In recent times, archaeologists have rediscovered and interpreted the 1904 Croydon Chinese Temple site, located on the road to Lake Belmore. The Centenary of Federation project focused on presenting the heritage listed archaeological site to the public. Until then all that remained of the once bustling township were a few surface artefacts and tumbled building remains. When archaeologists surveyed the area it became apparent that the foundations of the former Chinese temple, the caretaker’s cottage and a nearly intact pig roasting oven still existed.
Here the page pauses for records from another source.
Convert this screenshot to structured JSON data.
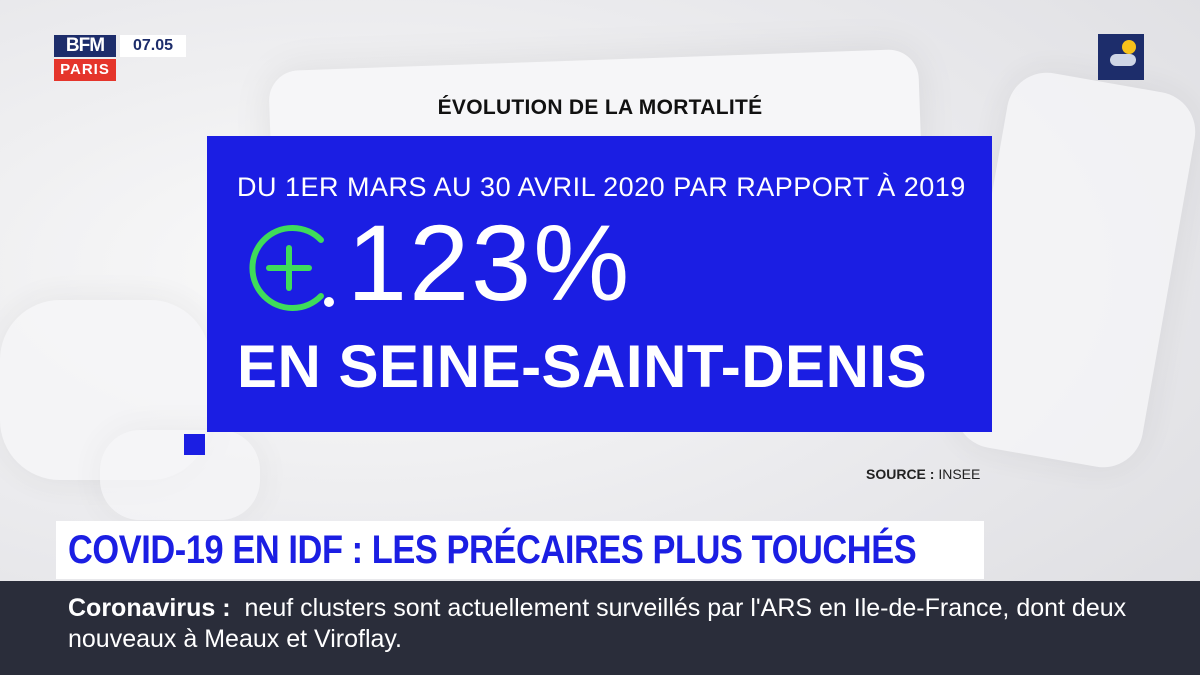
{
  "channel": {
    "logo_top": "BFM",
    "logo_bottom": "PARIS",
    "time": "07.05",
    "weather_icon": "weather-sun-cloud-icon"
  },
  "graphic": {
    "title": "ÉVOLUTION DE LA MORTALITÉ",
    "period": "DU 1ER MARS AU 30 AVRIL 2020 PAR RAPPORT À 2019",
    "value": "123%",
    "value_icon": "plus-circle-icon",
    "location": "EN SEINE-SAINT-DENIS",
    "source_label": "SOURCE :",
    "source_value": "INSEE",
    "colors": {
      "panel": "#1b1ee3",
      "accent": "#3fdc5a"
    }
  },
  "headline": {
    "text": "COVID-19 EN IDF : LES PRÉCAIRES PLUS TOUCHÉS"
  },
  "ticker": {
    "keyword": "Coronavirus :",
    "text": "neuf clusters sont actuellement surveillés par l'ARS en Ile-de-France, dont deux nouveaux à Meaux et Viroflay."
  }
}
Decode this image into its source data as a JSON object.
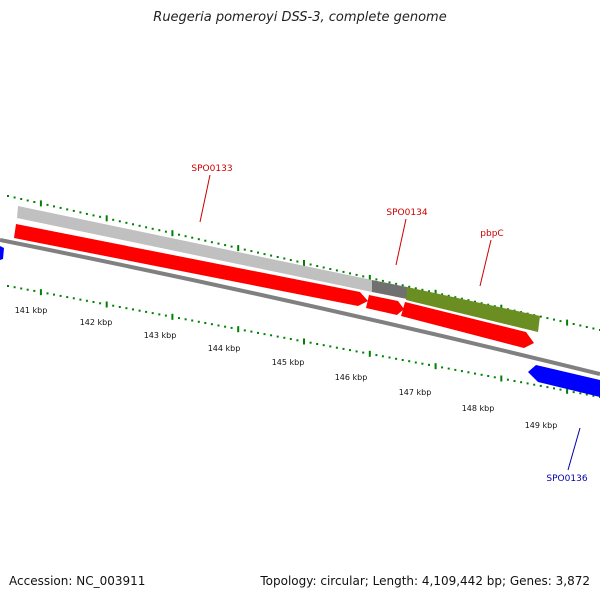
{
  "title": "Ruegeria pomeroyi DSS-3, complete genome",
  "footer": {
    "accession": "Accession: NC_003911",
    "stats": "Topology: circular; Length: 4,109,442 bp; Genes: 3,872"
  },
  "colors": {
    "forward_gene": "#ff0000",
    "reverse_gene": "#0000ff",
    "rna_band": "#c0c0c0",
    "rna_band_dark": "#707070",
    "pbpC_band": "#6b8e23",
    "ticks": "#008000",
    "backbone": "#808080",
    "forward_label": "#cc0000",
    "reverse_label": "#0000aa"
  },
  "scale": {
    "unit": "kbp",
    "labels": [
      "141 kbp",
      "142 kbp",
      "143 kbp",
      "144 kbp",
      "145 kbp",
      "146 kbp",
      "147 kbp",
      "148 kbp",
      "149 kbp"
    ]
  },
  "genes": [
    {
      "name": "SPO0133",
      "strand": "forward"
    },
    {
      "name": "SPO0134",
      "strand": "forward"
    },
    {
      "name": "pbpC",
      "strand": "forward"
    },
    {
      "name": "SPO0136",
      "strand": "reverse"
    }
  ]
}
The Temple site is a significant and fascinating reminder of the rich history of the Gulf Savannah Region and the role that the area played in the development of Queensland as a State and Australia as a Federation of States and later a Commonwealth. Extensive research has been undertaken to provide visitors with an understanding and appreciation of Chinese settlement and their contribution to the development of the region. The site has interpretive signage, biographies of some of the Chinese families, remains of the Chinese Temple and a classic pig oven. Research is ongoing.

The Chinese Temple site contributes to Chinese history in Northern Australia. Signage and the pedestrian walkway focus on the important role Chinese settlers played in the Croydon mining context.

In 2007 further research took place into the Chinese gravestone markers which can be found in some of the local historic cemeteries. With the assistance of a Chinese student, lettering on the markers revealed that the majority of Chinese working on the Croydon goldfields came from the Quangdong Province of China. Interestingly, most of the Chinese in Australia came from the same province.

The temple site has specially constructed sandstone plinths with metal plaques depicting personal information about several Chinese families

A replica of a Chinese dwelling has been constructed in the gardens of the True Blue Visitor Information Centre. The original is at the Mining Museum just outside town on the road to Normanton. Descendants of the original Chinese settlers still live in Croydon and surrounds today.